Senator Harrison's bill of 1886 met an instant response from the whole nation. It called for a national park fifty-six miles long and sixty-nine miles wide. There was opposition from Arizona and the bill failed. In 1893 the Grand Canyon National Forest was created. In 1898, depredations and unlawful seizures of land having been reported, the Secretary of the Interior directed the Land-Office to prepare a new national-park bill. In 1899 the Land-Office reported that the bill could not be drawn until the region was surveyed. It took the Geological Survey five years to make the survey. The bill was not prepared because meantime it was discovered that the Atlantic and Pacific Railroad, now the Santa Fé, owned rights which first must be eliminated.

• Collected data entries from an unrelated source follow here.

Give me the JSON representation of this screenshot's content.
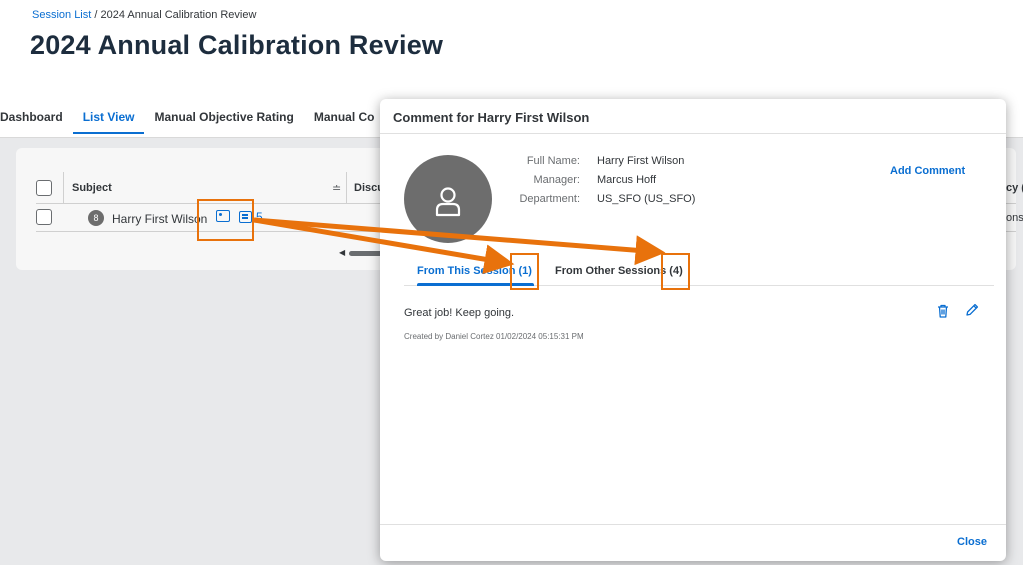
{
  "breadcrumb": {
    "link": "Session List",
    "separator": "/",
    "current": "2024 Annual Calibration Review"
  },
  "page": {
    "title": "2024 Annual Calibration Review",
    "tabs": [
      {
        "label": "Dashboard",
        "active": false
      },
      {
        "label": "List View",
        "active": true
      },
      {
        "label": "Manual Objective Rating",
        "active": false
      },
      {
        "label": "Manual Co",
        "active": false
      }
    ]
  },
  "table": {
    "columns": {
      "subject": "Subject",
      "discussed": "Discussed",
      "right_fragment": "cy ("
    },
    "rows": [
      {
        "avatar_initial": "8",
        "subject": "Harry First Wilson",
        "comment_count": "5",
        "right_fragment": "ons"
      }
    ]
  },
  "dialog": {
    "title": "Comment for Harry First Wilson",
    "fields": [
      {
        "label": "Full Name:",
        "value": "Harry First Wilson"
      },
      {
        "label": "Manager:",
        "value": "Marcus Hoff"
      },
      {
        "label": "Department:",
        "value": "US_SFO (US_SFO)"
      }
    ],
    "add_comment": "Add Comment",
    "tabs": [
      {
        "label": "From This Session (1)",
        "active": true
      },
      {
        "label": "From Other Sessions (4)",
        "active": false
      }
    ],
    "comment": {
      "text": "Great job! Keep going.",
      "meta": "Created by Daniel Cortez 01/02/2024 05:15:31 PM"
    },
    "close": "Close"
  },
  "icons": [
    "person-icon",
    "id-card-icon",
    "comment-icon",
    "sort-icon",
    "trash-icon",
    "pencil-icon",
    "scroll-left-arrow-icon"
  ],
  "colors": {
    "accent": "#0a6ed1",
    "annotation": "#e8720c",
    "avatar": "#6d6d6d"
  }
}
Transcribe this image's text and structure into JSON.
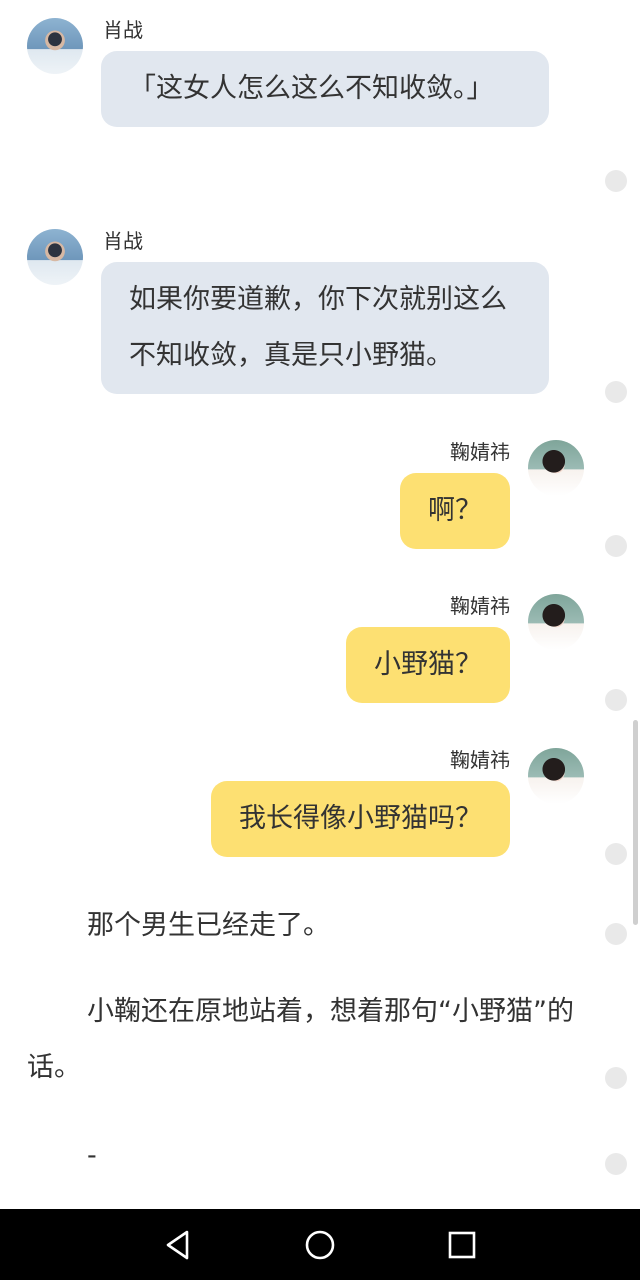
{
  "messages": [
    {
      "side": "left",
      "sender": "肖战",
      "text": "「这女人怎么这么不知收敛。」"
    },
    {
      "side": "left",
      "sender": "肖战",
      "text": "如果你要道歉，你下次就别这么不知收敛，真是只小野猫。"
    },
    {
      "side": "right",
      "sender": "鞠婧祎",
      "text": "啊？"
    },
    {
      "side": "right",
      "sender": "鞠婧祎",
      "text": "小野猫？"
    },
    {
      "side": "right",
      "sender": "鞠婧祎",
      "text": "我长得像小野猫吗？"
    }
  ],
  "narration": {
    "p1": "那个男生已经走了。",
    "p2": "小鞠还在原地站着，想着那句“小野猫”的话。",
    "p3": "-"
  },
  "colors": {
    "left_bubble": "#e1e7ef",
    "right_bubble": "#fde072",
    "text": "#333333",
    "navbar": "#000000"
  },
  "navbar": {
    "back": "back-triangle-icon",
    "home": "home-circle-icon",
    "recents": "recents-square-icon"
  }
}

Failing to become a national park, President Roosevelt proclaimed the Grand Canyon a national monument in 1908. In 1909 a bill was introduced entitling Ralph H. Cameron to build a scenic railway along the canyon rim, which created much adverse criticism and failed. In 1910 the American Scenic and Historic Preservation Society proposed a bill to create the Grand Canyon a national park of large size. The Geological Survey, to which it was referred, recommended a much smaller area. By the direction of President Taft, Senator Flint introduced a national-park bill which differed from both suggestions. The opposition of grazing interests threw it into the hands of conferees. In 1911 Senator Flint introduced the conferees' bill, but it was opposed by private interests and failed.
Meantime the country became aroused. Patriotic societies petitioned for a national park, and the National Federation of Women's Clubs began an agitation. The Department of the Interior prepared a map upon which to base a bill, and for several years negotiated with the Forest Service, which administered the Grand Canyon as a national monument, concerning boundaries. Finally the boundaries were reduced to little more than the actual rim of the canyon, and a bill was prepared which Senator Ashurst introduced in February, 1917. It failed in committee in the House owing to opposition from Arizona. It was the same bill, again introduced by Senator Ashurst in the new Congress two months later, which finally passed the House and became a law in 1919; but it required a favoring resolution by the Arizona legislature to pave the way.
Meantime many schemes were launched to utilize the Grand Canyon for private gain. It was plastered thickly with mining claims, though the Geological Survey showed that it contained no minerals worth mining; mining claims helped delay. Schemers sought capital to utilize its waters for power. Railroads were projected. Plans were drawn to run sightseeing cars across it on wire cables. These were the interests, and many others, which opposed the national park.